Deep austerity measures have improved fiscal stability at the expense of economic growth, prompting the IMF to encourage the government to moderate the pace of spending cuts. Private sector confidence has taken a further knock with the incarceration of dozens of prominent businessmen in the crown prince’s anti-corruption drive.

Many are pushing on, however, says Alex Kyriakidis, Marriott International’s managing director for the Middle East and Africa, who oversees hotel brands including the Ritz-Carlton. He says Marriott still sees “unabated” demand for new hotels funded by local partners, as tourism plays a central role in the crown prince’s economic reform agenda. Marriott, the largest operator in the kingdom with 23 hotels in Saudi Arabia, has 29 more scheduled to be built by 2022, translating into 6,000 more rooms.

Mr Kyriakidis is also planning an expansion drive aiming to bring on another 10,000 rooms over the next five years. He sees “Saudisation” — increasing quota requirements for the employment of nationals — as one of the biggest tasks facing overseas companies. For decades, many Saudis have regarded hospitality as an unbecoming career, preferring to work for the state or the energy industry.

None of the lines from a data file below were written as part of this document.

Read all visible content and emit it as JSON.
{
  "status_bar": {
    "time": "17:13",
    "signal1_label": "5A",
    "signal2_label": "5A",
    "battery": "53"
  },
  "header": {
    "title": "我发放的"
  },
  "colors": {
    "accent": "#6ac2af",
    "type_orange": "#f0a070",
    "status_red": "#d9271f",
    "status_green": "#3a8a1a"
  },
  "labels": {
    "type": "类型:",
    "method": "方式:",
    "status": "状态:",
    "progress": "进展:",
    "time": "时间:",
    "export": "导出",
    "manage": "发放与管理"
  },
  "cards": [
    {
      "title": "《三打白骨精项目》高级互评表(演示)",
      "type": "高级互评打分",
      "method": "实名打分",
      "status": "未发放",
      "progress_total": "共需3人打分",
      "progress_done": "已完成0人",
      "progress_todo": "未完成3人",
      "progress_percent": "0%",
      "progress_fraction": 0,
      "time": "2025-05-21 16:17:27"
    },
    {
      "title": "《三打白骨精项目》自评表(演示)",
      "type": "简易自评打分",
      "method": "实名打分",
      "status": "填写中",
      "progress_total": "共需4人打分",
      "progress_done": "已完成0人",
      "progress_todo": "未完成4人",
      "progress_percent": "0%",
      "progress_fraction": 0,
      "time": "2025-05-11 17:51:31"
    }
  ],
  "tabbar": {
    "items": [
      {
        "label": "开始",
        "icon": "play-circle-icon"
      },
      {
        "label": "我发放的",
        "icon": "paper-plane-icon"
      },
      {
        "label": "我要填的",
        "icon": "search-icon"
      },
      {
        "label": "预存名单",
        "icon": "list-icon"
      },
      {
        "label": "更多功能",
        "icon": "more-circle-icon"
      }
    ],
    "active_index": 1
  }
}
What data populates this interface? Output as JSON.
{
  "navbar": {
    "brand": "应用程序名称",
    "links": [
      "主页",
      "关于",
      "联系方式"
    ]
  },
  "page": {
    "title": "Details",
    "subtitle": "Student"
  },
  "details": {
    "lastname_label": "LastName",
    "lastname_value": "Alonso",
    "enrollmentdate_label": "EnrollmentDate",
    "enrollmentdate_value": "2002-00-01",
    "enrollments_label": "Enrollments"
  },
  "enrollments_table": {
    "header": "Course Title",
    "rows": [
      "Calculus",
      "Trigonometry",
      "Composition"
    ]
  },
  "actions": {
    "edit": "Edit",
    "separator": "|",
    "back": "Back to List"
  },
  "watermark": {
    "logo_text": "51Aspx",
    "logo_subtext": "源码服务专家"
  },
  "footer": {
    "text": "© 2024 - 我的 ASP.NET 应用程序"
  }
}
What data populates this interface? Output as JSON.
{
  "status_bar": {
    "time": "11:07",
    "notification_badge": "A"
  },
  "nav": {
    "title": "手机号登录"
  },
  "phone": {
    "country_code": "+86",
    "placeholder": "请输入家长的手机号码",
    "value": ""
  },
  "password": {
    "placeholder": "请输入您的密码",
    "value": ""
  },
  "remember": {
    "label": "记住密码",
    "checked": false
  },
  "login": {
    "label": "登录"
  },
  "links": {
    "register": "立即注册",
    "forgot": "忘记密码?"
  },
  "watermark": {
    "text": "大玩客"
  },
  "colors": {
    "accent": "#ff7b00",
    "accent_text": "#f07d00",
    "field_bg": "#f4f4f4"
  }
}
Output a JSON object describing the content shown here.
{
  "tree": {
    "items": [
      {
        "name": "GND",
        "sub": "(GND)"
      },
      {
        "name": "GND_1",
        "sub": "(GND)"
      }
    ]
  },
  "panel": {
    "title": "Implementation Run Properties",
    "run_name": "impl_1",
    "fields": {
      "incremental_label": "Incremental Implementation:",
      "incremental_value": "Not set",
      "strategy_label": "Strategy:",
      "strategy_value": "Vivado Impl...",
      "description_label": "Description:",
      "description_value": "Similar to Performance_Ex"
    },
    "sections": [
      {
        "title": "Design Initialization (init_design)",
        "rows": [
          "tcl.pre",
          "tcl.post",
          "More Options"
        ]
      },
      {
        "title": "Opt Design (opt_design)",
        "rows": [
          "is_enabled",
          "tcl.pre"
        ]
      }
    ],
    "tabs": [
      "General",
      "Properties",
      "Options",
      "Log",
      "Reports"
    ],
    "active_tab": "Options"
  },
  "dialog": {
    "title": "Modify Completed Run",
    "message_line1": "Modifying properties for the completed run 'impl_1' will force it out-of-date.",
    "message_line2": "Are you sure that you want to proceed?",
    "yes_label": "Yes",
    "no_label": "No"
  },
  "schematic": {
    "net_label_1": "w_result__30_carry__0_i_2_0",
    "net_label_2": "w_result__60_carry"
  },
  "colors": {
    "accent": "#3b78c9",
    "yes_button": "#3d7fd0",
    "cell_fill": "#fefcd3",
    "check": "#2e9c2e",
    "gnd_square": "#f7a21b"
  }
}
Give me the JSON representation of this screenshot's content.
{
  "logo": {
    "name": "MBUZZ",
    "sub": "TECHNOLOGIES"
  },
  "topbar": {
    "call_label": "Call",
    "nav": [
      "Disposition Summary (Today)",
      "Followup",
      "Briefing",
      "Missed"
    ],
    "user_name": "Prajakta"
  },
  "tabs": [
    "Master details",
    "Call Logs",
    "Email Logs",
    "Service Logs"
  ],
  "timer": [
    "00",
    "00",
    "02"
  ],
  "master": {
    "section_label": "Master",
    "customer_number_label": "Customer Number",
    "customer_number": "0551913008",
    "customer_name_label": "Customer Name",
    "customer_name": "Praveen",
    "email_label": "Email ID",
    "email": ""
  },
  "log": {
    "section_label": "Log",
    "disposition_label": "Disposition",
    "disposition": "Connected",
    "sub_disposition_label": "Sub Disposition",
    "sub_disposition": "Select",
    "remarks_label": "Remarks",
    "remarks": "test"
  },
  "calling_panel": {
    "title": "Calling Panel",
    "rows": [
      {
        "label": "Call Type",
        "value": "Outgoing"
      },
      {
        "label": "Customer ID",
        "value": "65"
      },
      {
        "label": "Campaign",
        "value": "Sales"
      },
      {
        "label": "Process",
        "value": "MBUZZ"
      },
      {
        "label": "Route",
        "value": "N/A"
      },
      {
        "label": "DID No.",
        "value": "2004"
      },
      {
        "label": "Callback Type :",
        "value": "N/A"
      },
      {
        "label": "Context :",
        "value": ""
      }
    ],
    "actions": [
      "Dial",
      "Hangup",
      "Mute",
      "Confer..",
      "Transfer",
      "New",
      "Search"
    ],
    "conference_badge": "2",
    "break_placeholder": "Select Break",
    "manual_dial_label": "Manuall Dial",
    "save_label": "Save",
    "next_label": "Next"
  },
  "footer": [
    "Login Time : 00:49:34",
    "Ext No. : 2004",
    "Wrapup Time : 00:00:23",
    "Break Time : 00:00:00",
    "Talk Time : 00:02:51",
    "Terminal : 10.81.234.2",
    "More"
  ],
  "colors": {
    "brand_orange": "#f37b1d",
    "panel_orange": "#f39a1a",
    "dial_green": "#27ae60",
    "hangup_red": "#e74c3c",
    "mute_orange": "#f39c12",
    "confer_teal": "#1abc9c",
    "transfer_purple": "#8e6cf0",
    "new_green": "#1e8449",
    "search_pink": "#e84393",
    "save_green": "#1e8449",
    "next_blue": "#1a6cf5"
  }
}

“If the government is hoping to achieve a vision of travel and tourism to create a chunk of growth, then it has to change this perception among the youth,” says Mr Kyriakidis.

For its part, Marriott has seen hopeful signs. It has been training nationals and finding that especially women are keen to work in hospitality, even below management level.

Another area of focus is the stock market, which is being opened up to foreign investors and generating global interest. The Tadawul stock exchange in Riyadh has introduced reforms to bring it in line with international norms.

The FTSE Russell index will by the end of next year include Saudi Arabia in its emerging markets index. This is expected to prompt $3.5bn of inflows, according to State Street Global Advisors, once passive funds that track the index include Saudi stocks in their portfolios.

The Tadawul could be included in the larger MSCI index by next year. On inclusion, Saudi Arabia would form 2.4 per cent of the index. Altaf Kassam, regional head of strategy and research at State Street Global Advisors, expects as much as $40bn in emerging markets funds to flow into the Saudi market in the years following inclusion in the MSCI index.

“Saudi is a whole other dimension in terms of size and importance,” he says. “It is going to make a big splash.”